Reaching any of these levels is a very long way to go for Sepracor, but the rewards would be huge. The cheapest of these companies are Amgen and Pharmacia, each about ten times SEPR's value. Pfizer and Merck are each worth sixty times more than Sepracor at current prices.



To: Bob Swift who wrote (1318)10/25/1998 2:04:00 PM
From: Biomaven  Read Replies (1) | Respond to of 10280
 
Bob,

I think we have some delusions of grandeur here. SEPR is a very long way from being a big pharma. At best we can hope for a bigger and better version of AMGN - in other words a very comfortable and profitable large niche player. We have no idea yet of whether SEPR can build and manage a large sales force and develop their own new drugs. To compare a company with a very limited sales force, a narrow technological focus, and limited manufacturing and regulatory experience to a big pharma is just unrealistic.
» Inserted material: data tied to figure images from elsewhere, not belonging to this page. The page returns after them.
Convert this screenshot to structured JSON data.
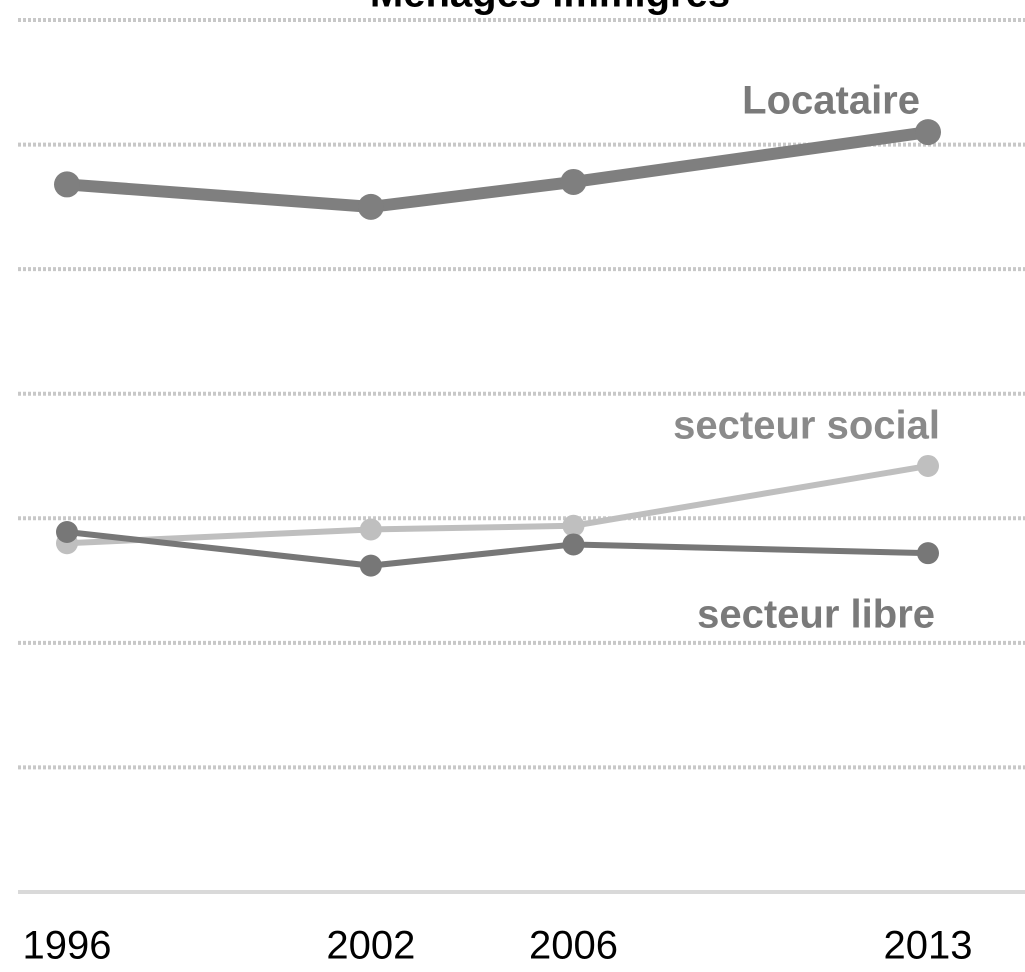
{
  "chart_data": {
    "type": "line",
    "title": "Ménages immigrés",
    "x": [
      1996,
      2002,
      2006,
      2013
    ],
    "xlim": [
      1996,
      2013
    ],
    "xticks": [
      1996,
      2002,
      2006,
      2013
    ],
    "ylim": [
      0,
      70
    ],
    "yticks": [
      0,
      10,
      20,
      30,
      40,
      50,
      60,
      70
    ],
    "grid": true,
    "series": [
      {
        "name": "Locataire",
        "color": "#7f7f7f",
        "values": [
          56.8,
          55.0,
          57.0,
          61.0
        ]
      },
      {
        "name": "secteur social",
        "color": "#bfbfbf",
        "values": [
          28.0,
          29.1,
          29.4,
          34.2
        ]
      },
      {
        "name": "secteur libre",
        "color": "#777777",
        "values": [
          28.9,
          26.2,
          27.9,
          27.2
        ]
      }
    ]
  }
}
In terms of "going it alone" on some drugs I have several concerns. First, it means you have to wait until the patent expires, which cuts down the potential of the near-term pipeline considerably. Secondly, there is the issue of drugs that need to be broadly promoted. To try to market the improved Prozac by themselves, for example, is just crazy. Even a reasonable sized pharma like Searle is not trying to market their cox-2 inhibitor by themselves, and instead allied with PFE. Similarly, Forest Labs allied with WLA to market their new (and excellent) anti-depressant Celexa (citalopram). Finally, if you try to compete with someone like Lilly, it might provoke them into challenging your patent. Personally, I would much prefer them to strike a deal with the original franchise holder (even at a lower cut) than try to compete. Of course this is currently a poker game, and so you certainly have to be prepared to do a deal with someone else to make it clear you have other options.